Un jury a abandonné les accusations de négligence contre le commandant d’un sous-marin nucléaire russe, à bord duquel 20 personnes étaient mortes lorsqu’un système d’extinction des incendies avait été déclenché par erreur il y a 3 ans.

Dix-sept des morts étaient des civils, tués lorsque le fréon du système d’extinction avait été diffusé à bord du sous-marin nucléaire d’attaque Nerpa, au cours d’essais en mer du Japon, en novembre 2008.

Vingt et une autres personnes avaient été blessées, dans ce qui était le pire accident dans la marine russe depuis le naufrage du sous-marin Koursk, en 2000.

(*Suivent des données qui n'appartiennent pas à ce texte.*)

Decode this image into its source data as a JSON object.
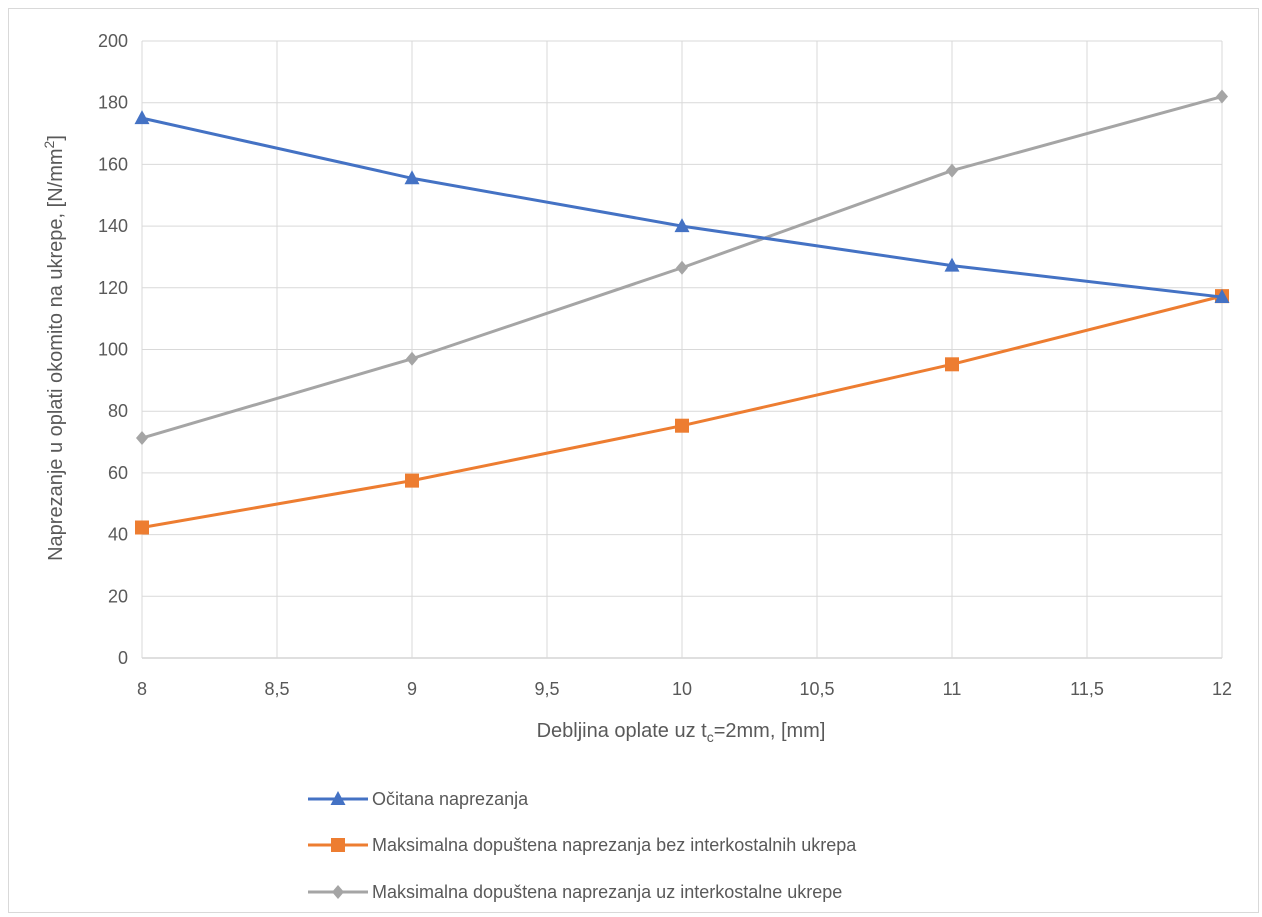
{
  "chart_data": {
    "type": "line",
    "title": "",
    "xlabel": {
      "main": "Debljina oplate uz t",
      "sub": "c",
      "rest": "=2mm, [mm]"
    },
    "ylabel": {
      "main": "Naprezanje u oplati okomito na ukrepe, [N/mm",
      "sup": "2",
      "rest": "]"
    },
    "x": [
      8,
      9,
      10,
      11,
      12
    ],
    "xlim": [
      8,
      12
    ],
    "ylim": [
      0,
      200
    ],
    "x_ticks": [
      "8",
      "8,5",
      "9",
      "9,5",
      "10",
      "10,5",
      "11",
      "11,5",
      "12"
    ],
    "y_ticks": [
      "0",
      "20",
      "40",
      "60",
      "80",
      "100",
      "120",
      "140",
      "160",
      "180",
      "200"
    ],
    "grid": true,
    "legend_position": "bottom",
    "series": [
      {
        "name": "Očitana naprezanja",
        "values": [
          175,
          155.5,
          140,
          127.2,
          117
        ],
        "color": "#4472c4",
        "marker": "triangle"
      },
      {
        "name": "Maksimalna dopuštena naprezanja bez interkostalnih ukrepa",
        "values": [
          42.3,
          57.5,
          75.3,
          95.2,
          117.3
        ],
        "color": "#ed7d31",
        "marker": "square"
      },
      {
        "name": "Maksimalna dopuštena naprezanja uz interkostalne ukrepe",
        "values": [
          71.3,
          97,
          126.5,
          158,
          182
        ],
        "color": "#a5a5a5",
        "marker": "diamond"
      }
    ]
  }
}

Le commandant du Nerpa, Dmitry Lavrentyev, et le mécanicien Dmitry Grobov, qui aurait déclenché le système incendie « sans autorisation et sans aucune raison », avaient été mis en examen pour négligence professionnelle conduisant à la mort ou des blessures.

Le jury d’un tribunal militaire de Vladivostok a acquitté les 2 hommes vendredi.

Les procureurs militaires ont annoncé leur intention de faire appel.

« Le jury n’a pas reconnu le fait que le mélange gazeux mortel a été diffusé, » a indiqué un procureur. « C’est étrange parce que c’est ce qui s’est passé. »

En mai dernier, un ancien médecin militaire avait avancé que le système incendie du Nerpa contenait un mélange mortel de fréon et de trichloréthylène — un solvant industriel d’usage commun, très toxique et corrosif — plutôt que du fréon pur.

Des ouvriers du chantier de l’Amur, où le sous-marin a été construit, ont expliqué dans une lettre ouverte, que Lavrentyev et Grobov étaient des « boucs émissaires », et que le désastre était le résultat de la « corruption et de la désintégration du secteur militaro-industriel ».